Safe Motherhood and COVID-19
Although several questions remain unclear about pregnant women and their newborns, prior epidemics give us a frame of reference for what can happen with respiratory viral infections in pregnancy. Today, reducing the public health burden of COVID-19 should be our number one priority.
As obstetricians and gynecologists, we must help achieve that by implementing measures as simple as spreading awareness in our community and among pregnant women about the safe practices of hand hygiene, cough etiquette, social distancing, staying home when sick and disinfecting contaminated surfaces.
Another way is by encouraging telephone triaging wherever feasible to screen for recent travel, fever and respiratory symptoms to assess the patient’s need for inpatient support or supplemental testing before they show up to their appointments. Reducing patient risk through healthcare exposure is of paramount importance, understanding that health systems and healthcare providers may become the most common vector for transmission of COVID-19.
Antenatal care is based on years of evidence to keep mothers and babies safe in pregnancy, and as such, is essential care. However, with this pandemic, it seems prudent that the general principle should be to minimise in-person office visits.
For low-risk women, a reasonable scheme would be to see the patient in each trimester, timed with scheduled testing. For example, at 12 weeks for genetic screening, 20 weeks for the morphology scan and review, 28 weeks for gestational diabetes screening, anti-immunoglobulin administration and Tdap vaccination, 32 weeks, 36 weeks for Group B Streptococcus culture, and 38 weeks’ appointment.
As the pandemic expands, where practical, appointments should be conducted on the telephone or with videoconferencing, as appropriate for follow up of medical comorbidity.
Women with symptoms of COVID-19 should be tested and delay an appointment if possible, during the self-quarantine period. If symptoms persist, they need to call and make an appointment for testing and or hospitalisation. Advances in telehealth and remote monitoring make virtual visits a reality in some locations. Additional measures should include limiting the number of support persons/visitors with patients for outpatient and inpatient visits, including labour and delivery areas.

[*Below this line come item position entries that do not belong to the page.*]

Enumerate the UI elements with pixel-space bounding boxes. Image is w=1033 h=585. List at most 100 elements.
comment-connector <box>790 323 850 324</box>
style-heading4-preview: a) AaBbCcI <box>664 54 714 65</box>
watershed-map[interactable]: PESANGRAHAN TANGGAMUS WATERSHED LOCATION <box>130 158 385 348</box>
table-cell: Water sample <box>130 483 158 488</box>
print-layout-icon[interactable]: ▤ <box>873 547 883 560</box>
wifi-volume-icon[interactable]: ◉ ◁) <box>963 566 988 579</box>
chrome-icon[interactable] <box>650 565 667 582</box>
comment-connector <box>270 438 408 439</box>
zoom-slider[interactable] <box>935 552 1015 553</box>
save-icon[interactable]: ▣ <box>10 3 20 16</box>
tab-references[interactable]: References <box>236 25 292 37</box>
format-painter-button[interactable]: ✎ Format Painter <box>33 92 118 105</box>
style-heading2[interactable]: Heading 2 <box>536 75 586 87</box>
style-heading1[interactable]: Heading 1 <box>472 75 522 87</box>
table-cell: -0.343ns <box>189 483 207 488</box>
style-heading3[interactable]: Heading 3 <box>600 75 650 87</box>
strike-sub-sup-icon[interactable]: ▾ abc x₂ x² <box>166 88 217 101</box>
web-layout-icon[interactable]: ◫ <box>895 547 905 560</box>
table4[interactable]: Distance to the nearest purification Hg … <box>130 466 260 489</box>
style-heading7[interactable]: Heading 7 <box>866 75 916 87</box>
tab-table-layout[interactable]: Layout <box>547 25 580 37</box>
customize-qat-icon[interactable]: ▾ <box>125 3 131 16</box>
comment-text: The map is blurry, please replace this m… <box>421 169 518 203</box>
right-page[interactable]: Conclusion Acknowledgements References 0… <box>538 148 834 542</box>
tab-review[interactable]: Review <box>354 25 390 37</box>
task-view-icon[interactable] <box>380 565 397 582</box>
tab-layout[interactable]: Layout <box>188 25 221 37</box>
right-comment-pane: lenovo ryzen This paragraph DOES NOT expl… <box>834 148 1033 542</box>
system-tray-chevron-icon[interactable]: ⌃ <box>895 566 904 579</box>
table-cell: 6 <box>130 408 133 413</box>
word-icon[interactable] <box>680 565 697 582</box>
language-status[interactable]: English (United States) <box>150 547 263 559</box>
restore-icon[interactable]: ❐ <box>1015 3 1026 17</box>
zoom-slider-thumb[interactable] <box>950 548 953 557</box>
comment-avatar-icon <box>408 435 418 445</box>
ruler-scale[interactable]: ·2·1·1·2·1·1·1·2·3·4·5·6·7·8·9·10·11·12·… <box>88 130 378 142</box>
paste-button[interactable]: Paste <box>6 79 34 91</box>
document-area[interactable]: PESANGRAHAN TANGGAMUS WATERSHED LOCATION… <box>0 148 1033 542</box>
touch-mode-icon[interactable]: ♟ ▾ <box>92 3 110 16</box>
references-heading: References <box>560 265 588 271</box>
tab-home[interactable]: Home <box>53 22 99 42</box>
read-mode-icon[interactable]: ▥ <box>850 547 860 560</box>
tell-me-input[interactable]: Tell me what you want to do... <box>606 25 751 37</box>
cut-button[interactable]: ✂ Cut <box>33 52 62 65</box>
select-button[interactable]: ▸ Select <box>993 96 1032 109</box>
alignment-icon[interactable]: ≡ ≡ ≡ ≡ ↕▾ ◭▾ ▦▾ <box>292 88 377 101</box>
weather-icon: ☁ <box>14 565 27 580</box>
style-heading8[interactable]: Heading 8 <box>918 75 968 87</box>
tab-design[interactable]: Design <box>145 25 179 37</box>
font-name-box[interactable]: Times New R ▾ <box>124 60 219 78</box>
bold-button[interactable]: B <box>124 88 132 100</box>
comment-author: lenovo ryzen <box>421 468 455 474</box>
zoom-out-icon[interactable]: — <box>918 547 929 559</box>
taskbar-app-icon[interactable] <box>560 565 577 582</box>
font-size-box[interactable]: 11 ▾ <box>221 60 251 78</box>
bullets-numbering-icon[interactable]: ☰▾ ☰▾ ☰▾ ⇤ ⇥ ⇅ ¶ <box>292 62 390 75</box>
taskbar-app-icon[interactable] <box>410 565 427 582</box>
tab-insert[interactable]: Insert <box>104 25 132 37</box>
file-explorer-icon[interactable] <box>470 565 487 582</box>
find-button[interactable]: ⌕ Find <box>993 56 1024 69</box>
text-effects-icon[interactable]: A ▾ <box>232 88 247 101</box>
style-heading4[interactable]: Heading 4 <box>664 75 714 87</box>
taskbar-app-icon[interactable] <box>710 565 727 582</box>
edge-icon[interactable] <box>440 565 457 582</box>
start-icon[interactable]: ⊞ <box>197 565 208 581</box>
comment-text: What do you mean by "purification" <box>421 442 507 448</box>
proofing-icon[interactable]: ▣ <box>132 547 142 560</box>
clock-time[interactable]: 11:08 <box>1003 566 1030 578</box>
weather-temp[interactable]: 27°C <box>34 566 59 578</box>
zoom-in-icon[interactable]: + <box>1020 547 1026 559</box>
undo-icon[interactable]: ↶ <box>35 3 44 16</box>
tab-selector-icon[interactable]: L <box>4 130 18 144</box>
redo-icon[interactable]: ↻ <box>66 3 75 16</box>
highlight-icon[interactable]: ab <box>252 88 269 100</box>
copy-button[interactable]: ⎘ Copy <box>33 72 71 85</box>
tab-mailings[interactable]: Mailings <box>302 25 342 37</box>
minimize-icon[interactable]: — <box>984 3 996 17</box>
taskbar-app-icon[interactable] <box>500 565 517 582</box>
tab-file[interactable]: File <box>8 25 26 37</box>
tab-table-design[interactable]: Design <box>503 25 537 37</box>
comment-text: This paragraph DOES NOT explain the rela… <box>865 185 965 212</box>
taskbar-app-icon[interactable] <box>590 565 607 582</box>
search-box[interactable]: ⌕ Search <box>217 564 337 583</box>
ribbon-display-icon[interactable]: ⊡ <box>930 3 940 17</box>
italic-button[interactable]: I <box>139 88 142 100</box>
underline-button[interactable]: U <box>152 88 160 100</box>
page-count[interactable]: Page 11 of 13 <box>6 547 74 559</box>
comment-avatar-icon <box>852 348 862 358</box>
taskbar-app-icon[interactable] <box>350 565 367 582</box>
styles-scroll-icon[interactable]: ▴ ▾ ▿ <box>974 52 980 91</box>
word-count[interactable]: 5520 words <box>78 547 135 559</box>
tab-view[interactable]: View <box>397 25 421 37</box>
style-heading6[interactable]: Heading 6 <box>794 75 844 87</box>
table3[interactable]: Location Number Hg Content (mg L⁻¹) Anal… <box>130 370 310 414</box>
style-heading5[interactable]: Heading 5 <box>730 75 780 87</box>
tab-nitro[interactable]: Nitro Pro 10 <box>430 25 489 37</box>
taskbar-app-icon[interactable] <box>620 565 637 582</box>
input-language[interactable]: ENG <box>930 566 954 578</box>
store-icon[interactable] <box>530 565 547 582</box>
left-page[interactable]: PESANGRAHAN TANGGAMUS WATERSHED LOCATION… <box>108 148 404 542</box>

Patients suspected of COVID-19
There are no studies that provide guidance on fetal monitoring of an asymptomatic pregnant woman; monitoring should be based on the type of symptoms experienced. If a patient is febrile or has respiratory difficulties, she needs to be hospitalised. Some recommendations propose continuous intrapartum monitoring for infected women given the rate of fetal compromise in two Chinese series. Adherence to infection precautions is critical at all steps. Limited data exist to guide the postnatal management of infants of infected mothers. However, they should be considered Person Under Investigation (PUI) although no vertical transmission in these cases has been reported, so far. Research focusing on antibody detection may change our understanding of the disease process and possible transplacental communication.
There is agreement that infants born to infected mothers should be tested for COVID-19. Whether a mother-baby unit should experience isolation has not been studied. Some have recommended that infants should be isolated from the infected mother for 14 days or until the mother’s transmission-based precautions are discontinued. This can be done by putting them in separate rooms or using physical barriers (e.g., a curtain between the mother and newborn) and keeping the newborn ≥6 feet away from the mother. The decision to separate mother and newborn should be made with obstetrician, paediatrician, neonatologist, midwife and or nursing staff and fully involving the mother.
When it comes to breastfeeding, in a woman who is COVID-19 positive, the main risk for infants is the close contact with the mother, who is likely to shed infective airborne droplets. The research from China, although limited, has not shown virus in breastmilk. In light of the current evidence, the benefits of breastfeeding seem to outweigh any potential risks of transmission of the virus through breastmilk. Therefore, breast milk provision directly or via pumping is encouraged. This guidance may change as our knowledge evolves. For women who wish to breastfeed, precautions should be taken to limit the viral spread to the baby by observing strict hand hygiene before touching the baby. While breastfeeding, a facemask should be worn. For those who wish to pump, a dedicated breast pump should be used, and proper pump cleaning should be performed after each.
As obstetricians, it is of utmost importance to stay up to date as the situation with COVID-19 rapidly unfolds.
This includes updates about local transmission in the area of our practice as we have obligations towards our patients who deserve no less than our full commitment during these challenging times.